Review: Altered Carbon Staffel 1

Spoilerfrei
11. Februar 2018, 09:19 Uhr
Spoilerfrei
Maik
11.02.18

Anthrazitfarbener Langmantel mit Stehkragen und ein kleiner Einhorn-Rucksack in pinkem Plastik, der zwischen den vielen Rückenmuskeln im breiten Kreuz beinahe zu verschwinden scheint – dieser Look dürfte nächstes Halloween oder gar bereits diesen Rosenmontag so einige Male in der Weltgeschichte auftauchen. Gepaart mit einem möglichst emotionslos-coolen Gesichtsausdruck ist sie fertig, die neue Figur am Popkulturfirmament: Takeshi Kovacs.

Nachdem wir euch bereits Teaser und Trailer zur vergangene Woche Freitag auf Netflix angelaufen neuen SciFi-Serie „Altered Carbon: Das Unsterblichkeitsprogramm“ gezeigt hatten, folgt hiermit ein spoilerfreies Review zur aus zehn zwischen 50 und 60 Minuten langen Episoden bestehenden ersten Staffel.

Romanvorlage

2002 hat der britische Autor Richard K. Morgan den Roman mit dem Originaltitel „Altered Carbon“ verfasst, der im Deutschen den Titel „Das Unsterblichkeitsprogramm“ erhielt (daher also der Beititel der Serie im deutschen Netflix-Programm). Showcreator Laeta Kalogridis hatte sich bereits frühzeitig die Rechte für eine Bewegtbildadaption gesichert. War vor rund 15 Jahren noch ein Kinofilm angedacht, wurde aufgrund der Komplexität und Brutalität des Stoffes auf eine Serien-Adaption umgeschwenkt und Netflix hat zugeschlagen.

Das Jahr 2384

Wir springen ordentlich in die Zukunft. So weit, dass die Menschheit zwar noch immer die gleichen Designerlampen in den Wohnungen stehen und keinen Ersatz für altertümliche Zigaretten, aber einen Weg gefunden hat, den Tod auszutricksen. Das Bewusstsein von Menschen wird in so genannten „Stacks“ virtuell verstaut, die Körper sind lediglich „Sleeves“, die wie bei einer Schlange von Zeit zu Zeit gewechselt werden kann. Wenn die Versicherung es in Sonderfällen zahlt, oder wenn man schlicht reich ist. Nicht nur diese grundlegende Mechanik der Geschichte erinnert gewaltig an Netflix-Schwesterserie „Black Mirror“. Die dystopische Welt hält allerlei visionäre Zukunftsspielereien für uns parat, die ich persönlich immer sehr interessiert wahrnehme, vor allem, wenn sie durchdacht und auch mal detailverspielt umgesetzt werden (was hier häufig der Fall ist).
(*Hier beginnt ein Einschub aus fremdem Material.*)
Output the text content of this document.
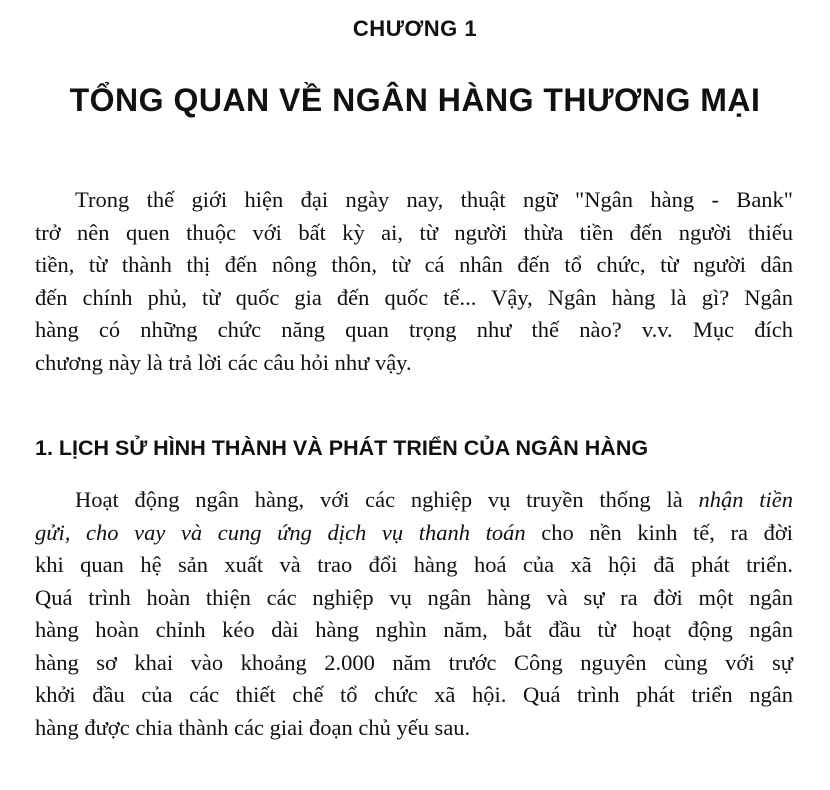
CHƯƠNG 1
TỔNG QUAN VỀ NGÂN HÀNG THƯƠNG MẠI
Trong thế giới hiện đại ngày nay, thuật ngữ "Ngân hàng - Bank"
trở nên quen thuộc với bất kỳ ai, từ người thừa tiền đến người thiếu
tiền, từ thành thị đến nông thôn, từ cá nhân đến tổ chức, từ người dân
đến chính phủ, từ quốc gia đến quốc tế... Vậy, Ngân hàng là gì? Ngân
hàng có những chức năng quan trọng như thế nào? v.v. Mục đích
chương này là trả lời các câu hỏi như vậy.
1. LỊCH SỬ HÌNH THÀNH VÀ PHÁT TRIỂN CỦA NGÂN HÀNG
Hoạt động ngân hàng, với các nghiệp vụ truyền thống là nhận tiền
gửi, cho vay và cung ứng dịch vụ thanh toán cho nền kinh tế, ra đời
khi quan hệ sản xuất và trao đổi hàng hoá của xã hội đã phát triển.
Quá trình hoàn thiện các nghiệp vụ ngân hàng và sự ra đời một ngân
hàng hoàn chỉnh kéo dài hàng nghìn năm, bắt đầu từ hoạt động ngân
hàng sơ khai vào khoảng 2.000 năm trước Công nguyên cùng với sự
khởi đầu của các thiết chế tổ chức xã hội. Quá trình phát triển ngân
hàng được chia thành các giai đoạn chủ yếu sau.
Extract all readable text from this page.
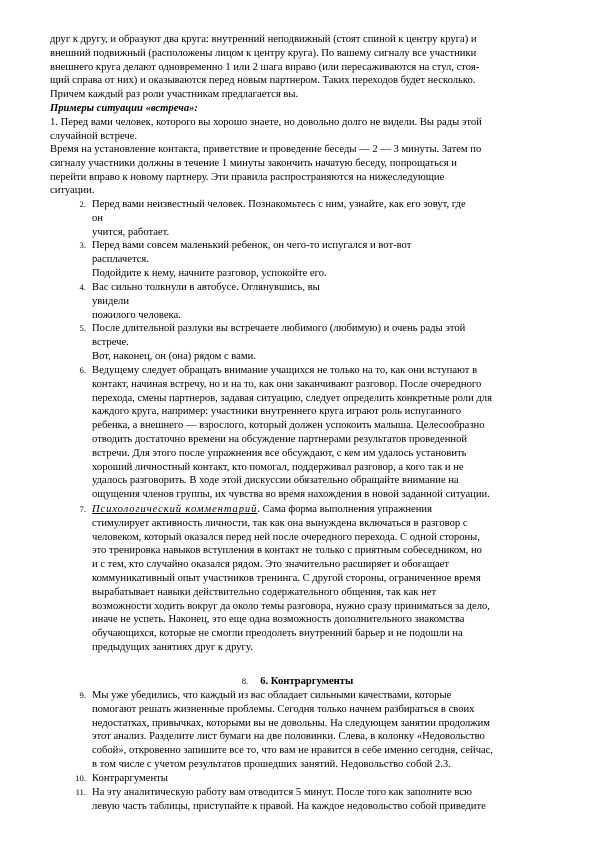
друг к другу, и образуют два круга: внутренний неподвижный (стоят спиной к центру круга) и
внешний подвижный (расположены лицом к центру круга). По вашему сигналу все участники
внешнего круга делают одновременно 1 или 2 шага вправо (или пересаживаются на стул, стоя-
щий справа от них) и оказываются перед новым партнером. Таких переходов будет несколько.
Причем каждый раз роли участникам предлагается вы.

Примеры ситуации «встреча»:

1. Перед вами человек, которого вы хорошо знаете, но довольно долго не видели. Вы рады этой
случайной встрече.

Время на установление контакта, приветствие и проведение беседы — 2 — 3 минуты. Затем по
сигналу участники должны в течение 1 минуты закончить начатую беседу, попрощаться и
перейти вправо к новому партнеру. Эти правила распространяются на нижеследующие
ситуации.

2. Перед вами неизвестный человек. Познакомьтесь с ним, узнайте, как его зовут, где
он
учится, работает.

3. Перед вами совсем маленький ребенок, он чего-то испугался и вот-вот
расплачется.
Подойдите к нему, начните разговор, успокойте его.

4. Вас сильно толкнули в автобусе. Оглянувшись, вы
увидели
пожилого человека.

5. После длительной разлуки вы встречаете любимого (любимую) и очень рады этой
встрече.
Вот, наконец, он (она) рядом с вами.

6. Ведущему следует обращать внимание учащихся не только на то, как они вступают в
контакт, начиная встречу, но и на то, как они заканчивают разговор. После очередного
перехода, смены партнеров, задавая ситуацию, следует определить конкретные роли для
каждого круга, например: участники внутреннего круга играют роль испуганного
ребенка, а внешнего — взрослого, который должен успокоить малыша. Целесообразно
отводить достаточно времени на обсуждение партнерами результатов проведенной
встречи. Для этого после упражнения все обсуждают, с кем им удалось установить
хороший личностный контакт, кто помогал, поддерживал разговор, а кого так и не
удалось разговорить. В ходе этой дискуссии обязательно обращайте внимание на
ощущения членов группы, их чувства во время нахождения в новой заданной ситуации.

7. Психологический комментарий. Сама форма выполнения упражнения
стимулирует активность личности, так как она вынуждена включаться в разговор с
человеком, который оказался перед ней после очередного перехода. С одной стороны,
это тренировка навыков вступления в контакт не только с приятным собеседником, но
и с тем, кто случайно оказался рядом. Это значительно расширяет и обогащает
коммуникативный опыт участников тренинга. С другой стороны, ограниченное время
вырабатывает навыки действительно содержательного общения, так как нет
возможности ходить вокруг да около темы разговора, нужно сразу приниматься за дело,
иначе не успеть. Наконец, это еще одна возможность дополнительного знакомства
обучающихся, которые не смогли преодолеть внутренний барьер и не подошли на
предыдущих занятиях друг к другу.

8. 6. Контраргументы
9. Мы уже убедились, что каждый из вас обладает сильными качествами, которые
помогают решать жизненные проблемы. Сегодня только начнем разбираться в своих
недостатках, привычках, которыми вы не довольны. На следующем занятии продолжим
этот анализ. Разделите лист бумаги на две половинки. Слева, в колонку «Недовольство
собой», откровенно запишите все то, что вам не нравится в себе именно сегодня, сейчас,
в том числе с учетом результатов прошедших занятий. Недовольство собой 2.3.

10. Контраргументы

11. На эту аналитическую работу вам отводится 5 минут. После того как заполните всю
левую часть таблицы, приступайте к правой. На каждое недовольство собой приведите
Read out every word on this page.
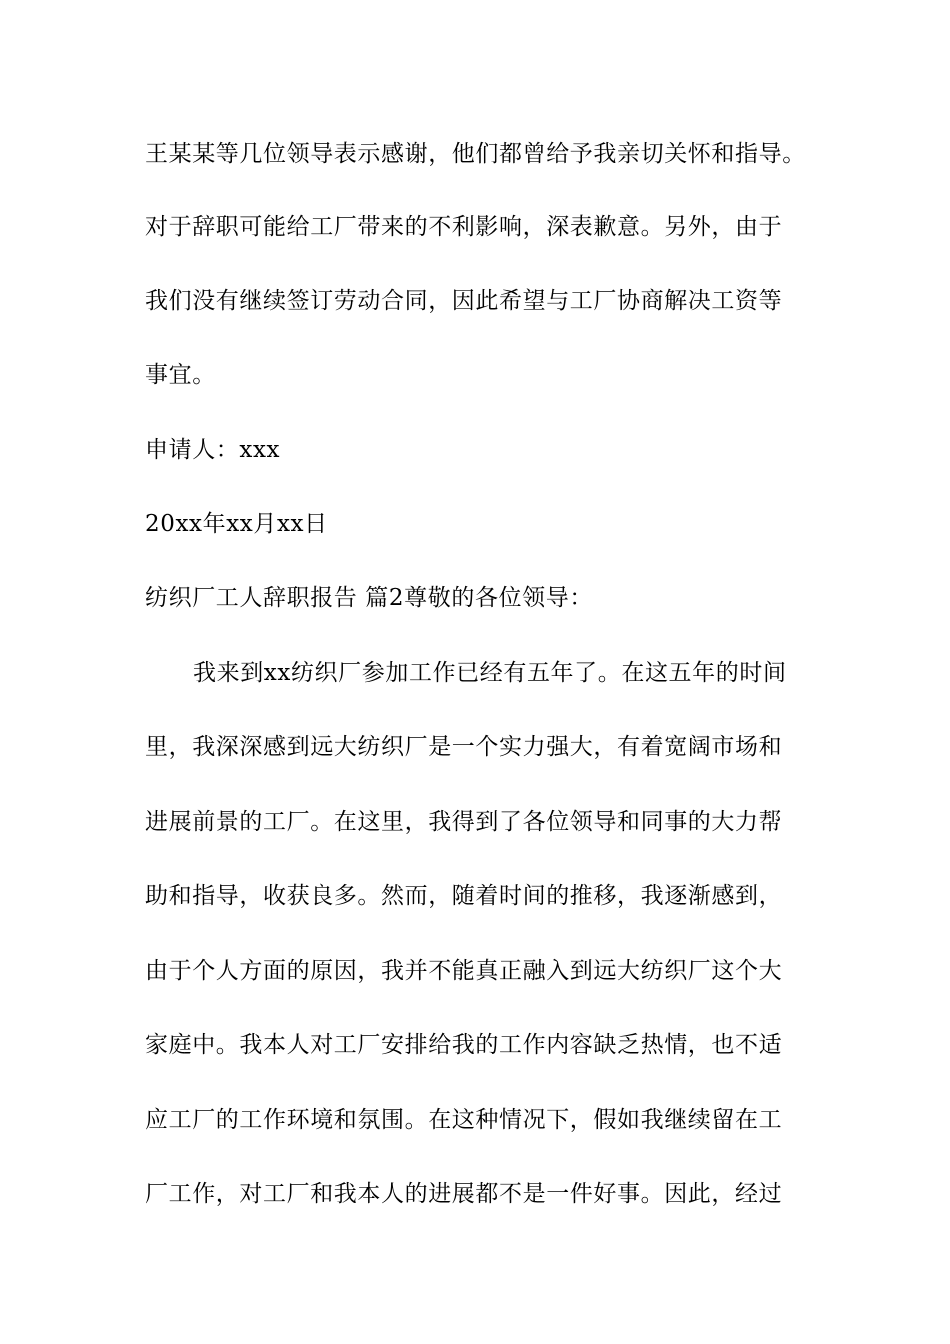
王某某等几位领导表示感谢，他们都曾给予我亲切关怀和指导。
对于辞职可能给工厂带来的不利影响，深表歉意。另外，由于
我们没有继续签订劳动合同，因此希望与工厂协商解决工资等
事宜。
申请人：xxx
20xx年xx月xx日
纺织厂工人辞职报告 篇2尊敬的各位领导：
我来到xx纺织厂参加工作已经有五年了。在这五年的时间
里，我深深感到远大纺织厂是一个实力强大，有着宽阔市场和
进展前景的工厂。在这里，我得到了各位领导和同事的大力帮
助和指导，收获良多。然而，随着时间的推移，我逐渐感到，
由于个人方面的原因，我并不能真正融入到远大纺织厂这个大
家庭中。我本人对工厂安排给我的工作内容缺乏热情，也不适
应工厂的工作环境和氛围。在这种情况下，假如我继续留在工
厂工作，对工厂和我本人的进展都不是一件好事。因此，经过
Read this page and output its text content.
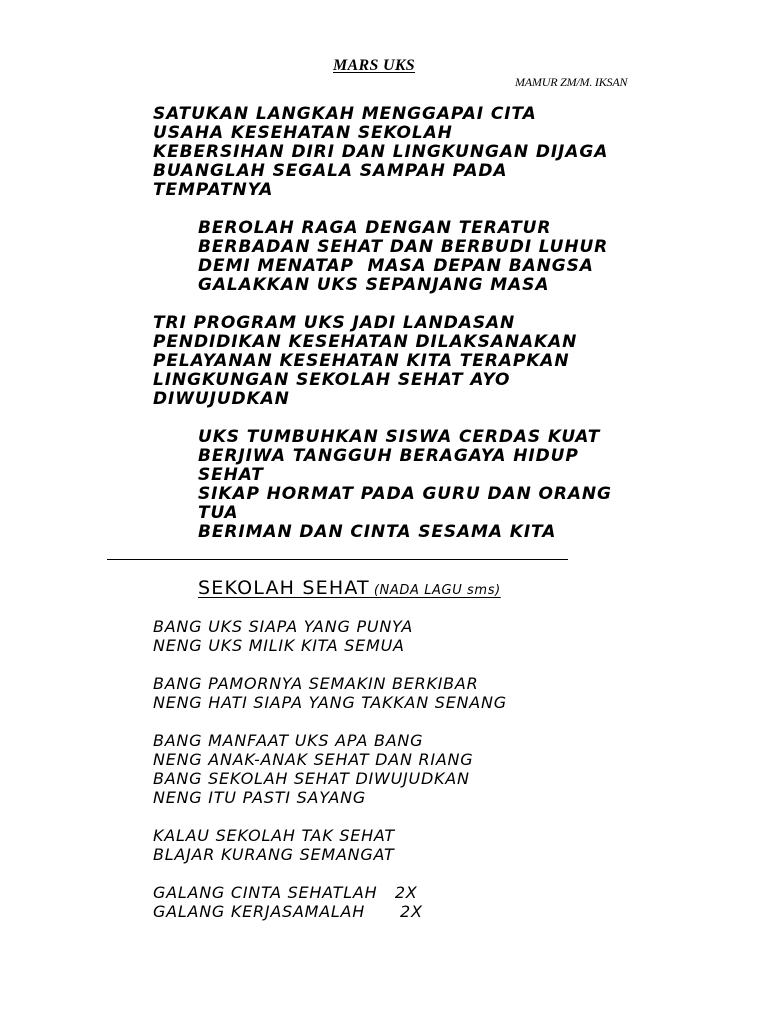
MARS UKS
MAMUR ZM/M. IKSAN
SATUKAN LANGKAH MENGGAPAI CITA
USAHA KESEHATAN SEKOLAH
KEBERSIHAN DIRI DAN LINGKUNGAN DIJAGA
BUANGLAH SEGALA SAMPAH PADA
TEMPATNYA
BEROLAH RAGA DENGAN TERATUR
BERBADAN SEHAT DAN BERBUDI LUHUR
DEMI MENATAP  MASA DEPAN BANGSA
GALAKKAN UKS SEPANJANG MASA
TRI PROGRAM UKS JADI LANDASAN
PENDIDIKAN KESEHATAN DILAKSANAKAN
PELAYANAN KESEHATAN KITA TERAPKAN
LINGKUNGAN SEKOLAH SEHAT AYO
DIWUJUDKAN
UKS TUMBUHKAN SISWA CERDAS KUAT
BERJIWA TANGGUH BERAGAYA HIDUP
SEHAT
SIKAP HORMAT PADA GURU DAN ORANG
TUA
BERIMAN DAN CINTA SESAMA KITA
SEKOLAH SEHAT (NADA LAGU sms)
BANG UKS SIAPA YANG PUNYA
NENG UKS MILIK KITA SEMUA
BANG PAMORNYA SEMAKIN BERKIBAR
NENG HATI SIAPA YANG TAKKAN SENANG
BANG MANFAAT UKS APA BANG
NENG ANAK-ANAK SEHAT DAN RIANG
BANG SEKOLAH SEHAT DIWUJUDKAN
NENG ITU PASTI SAYANG
KALAU SEKOLAH TAK SEHAT
BLAJAR KURANG SEMANGAT
GALANG CINTA SEHATLAH   2X
GALANG KERJASAMALAH      2X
Weitere filmische Paten werden ebenso schnell klar: „Blade Runner“ sollte bereits beim Anblick der lichterreichen Hochhaus-Städte in den Kopf schnellen, spätestens bei einigen übernatürlich erscheinenden Figuren, die in eine erschreckend fortgeschrittene virtuelle Realität ausweichen, kommt die „Matrix“ dazu.

Allerdings hatte ich vor allem zu Beginn der Serie ein totales Videospielgefühl. Nicht nur, weil einige Figuren dank rot leuchtender Helmpunkte an die „Killzone“-Reihe auf der Playstation erinnern, nein, eher, weil die Bewegungen, Sprüche und die visuelle Inszenierung von Protagonist Takeshi Kovacs einfach an den Klischee-Badass erinnern, wie er im Videospiel-Bilderbuch steht. Und raucht. Und schießt. Das wirkt dann nicht nur aufgrund der sterilen und doch eher unbeweglichen Kameraarbeit zum Auftakt der Serie recht hölzern. Man muss sich zunächst nicht nur stimmungstechnisch an die unmenschlichere und kältere Zukunft anfreunden.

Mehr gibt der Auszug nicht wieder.